The rest of VCS builds naturally on top. Above hunks and files you add commits as another level of hierarchy. So, “everything folded” is now a list of commits. The list of commits view suggest a natural way to model history manipulation. If you want to reorder two commits, you can reorder two lines in the “list of commits” text document.
If you want to split an individual commit, you can open a text document which contains two diffs. One is the commit, the other is initially empty. Clicking on a hunk moves is from one diff to another.
And of course, you can have a “dashboard” text document, which shows the diff for the latest commit (jj) or staging area (git), a list of recent commits, a list of “branches”, and has “hyper-links” for all VCS operations.
Magit For All Editors
Finally, the idea I wrote this article for:
You can materialize all the above files on disk
That is, for the dashboard, we don’t write a custom editor extension that materializes a virtual
text buffer, but rather directly create an .jj/status.jj
file on disk and open it in the editor.
The editor watches the file for changes, so we can update the on-disk buffer to update the user.
And I think most of the interactions you need to implement Magit-like experience are expressible in LSP:
- Semantic Tokens give syntax highlighting for diffs&dashboard.
- Folding Ranges give folding for diffs.
-
Goto Definition
give “click hunk to jump to working copy” behavior for diffs. It can also be used by dashboard for
materializing additional files. The dashboard probably shouldn’t show diffs for any commits but
last. Rather, “goto to definition” on a commit
zxf
should materialize.jj/zxf.diff
file and than jump there. - And of course, Code Actions can provide interface for arbitrary commands. For example, if you want to reword a commit, you can place your cursor on it in the dashboard, and pick “reword” from code-actions context menu.
What you wouldn’t get out of LSP is Magit’s sleek one-letter mnemonics for action. In Magit, the
status buffer is read-only, so rewording a commit is a simple as placing a cursor on it and typing
r
. This level of integration I think will require some tighter interaction with the editor, but
this should be a relatively thin layer.
Bigger Picture
It’s useful to take a bird’s eye view here. You can think of a VCS as a system for storing your source code files. But that is the illusion, the reality is the opposite.
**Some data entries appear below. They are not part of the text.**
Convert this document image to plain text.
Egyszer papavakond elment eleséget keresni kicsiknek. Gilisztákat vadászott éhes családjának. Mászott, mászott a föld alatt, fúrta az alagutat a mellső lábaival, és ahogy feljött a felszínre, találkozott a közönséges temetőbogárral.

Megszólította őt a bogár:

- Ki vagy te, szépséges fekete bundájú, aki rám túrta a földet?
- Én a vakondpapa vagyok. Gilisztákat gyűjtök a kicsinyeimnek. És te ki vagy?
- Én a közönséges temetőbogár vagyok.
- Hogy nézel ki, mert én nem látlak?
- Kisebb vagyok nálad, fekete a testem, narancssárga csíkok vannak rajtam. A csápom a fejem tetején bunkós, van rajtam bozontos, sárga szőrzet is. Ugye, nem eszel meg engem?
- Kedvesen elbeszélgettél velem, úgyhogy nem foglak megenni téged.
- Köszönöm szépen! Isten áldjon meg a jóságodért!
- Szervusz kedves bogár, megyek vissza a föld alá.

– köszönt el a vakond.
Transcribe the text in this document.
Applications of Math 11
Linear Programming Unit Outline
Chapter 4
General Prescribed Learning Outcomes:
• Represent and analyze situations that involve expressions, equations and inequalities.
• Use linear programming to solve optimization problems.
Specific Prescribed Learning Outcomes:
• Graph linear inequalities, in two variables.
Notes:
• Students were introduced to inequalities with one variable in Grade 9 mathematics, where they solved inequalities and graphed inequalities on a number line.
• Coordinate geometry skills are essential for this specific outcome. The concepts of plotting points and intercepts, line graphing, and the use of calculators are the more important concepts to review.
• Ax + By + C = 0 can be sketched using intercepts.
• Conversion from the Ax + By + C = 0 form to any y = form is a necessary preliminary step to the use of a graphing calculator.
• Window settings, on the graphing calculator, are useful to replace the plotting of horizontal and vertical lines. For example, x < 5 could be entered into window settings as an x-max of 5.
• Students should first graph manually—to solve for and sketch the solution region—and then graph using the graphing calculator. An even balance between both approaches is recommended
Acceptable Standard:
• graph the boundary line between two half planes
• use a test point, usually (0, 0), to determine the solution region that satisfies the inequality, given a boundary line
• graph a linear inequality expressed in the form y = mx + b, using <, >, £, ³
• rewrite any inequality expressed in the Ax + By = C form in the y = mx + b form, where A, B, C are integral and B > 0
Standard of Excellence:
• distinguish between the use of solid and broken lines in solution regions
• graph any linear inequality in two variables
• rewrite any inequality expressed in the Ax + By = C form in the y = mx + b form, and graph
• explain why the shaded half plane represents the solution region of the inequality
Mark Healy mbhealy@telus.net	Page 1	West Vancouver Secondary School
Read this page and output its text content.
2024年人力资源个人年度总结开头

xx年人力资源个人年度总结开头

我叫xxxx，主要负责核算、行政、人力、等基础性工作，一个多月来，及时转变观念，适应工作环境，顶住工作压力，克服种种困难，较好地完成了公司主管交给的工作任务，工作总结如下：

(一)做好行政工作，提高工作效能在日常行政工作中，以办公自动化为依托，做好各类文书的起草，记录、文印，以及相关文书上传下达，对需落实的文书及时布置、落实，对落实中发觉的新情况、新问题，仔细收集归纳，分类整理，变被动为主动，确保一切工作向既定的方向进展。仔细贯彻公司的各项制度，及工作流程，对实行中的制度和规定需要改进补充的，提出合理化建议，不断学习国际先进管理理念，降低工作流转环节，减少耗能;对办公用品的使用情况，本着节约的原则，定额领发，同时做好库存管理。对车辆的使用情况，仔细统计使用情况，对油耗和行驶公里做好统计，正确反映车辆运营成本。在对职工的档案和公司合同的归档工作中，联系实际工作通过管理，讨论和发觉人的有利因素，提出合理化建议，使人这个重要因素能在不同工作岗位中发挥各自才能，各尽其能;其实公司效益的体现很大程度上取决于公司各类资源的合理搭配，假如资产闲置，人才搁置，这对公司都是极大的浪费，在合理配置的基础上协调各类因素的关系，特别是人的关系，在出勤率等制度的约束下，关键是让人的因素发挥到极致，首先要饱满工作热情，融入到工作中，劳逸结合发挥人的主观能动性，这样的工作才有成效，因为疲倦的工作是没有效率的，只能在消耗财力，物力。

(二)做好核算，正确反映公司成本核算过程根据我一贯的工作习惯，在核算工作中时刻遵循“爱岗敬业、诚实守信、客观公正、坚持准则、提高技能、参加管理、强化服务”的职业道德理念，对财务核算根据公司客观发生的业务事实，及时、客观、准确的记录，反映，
What VCS actually does is it stores is a complex graph of objects linked through content hashes. You use VCS to mutate this graph. Now, mutating the graph manually is a pain, so VCS resorts to using your working copy as a convenient way to author graph changes! To view a node in the graph, it is “checked out” into the working copy. To insert a new node, you save working copy as this node. See how bidirectional human-computer interaction is mediated through mutable file system!
In other words, Git, and jj, already use “file system as the user interface” paradigm at the macro
level (authoring new commits) and at the micro level (authoring commit messages). The middle-end is
missing though! git status
is a CLI utility, but it could be just a file on disk!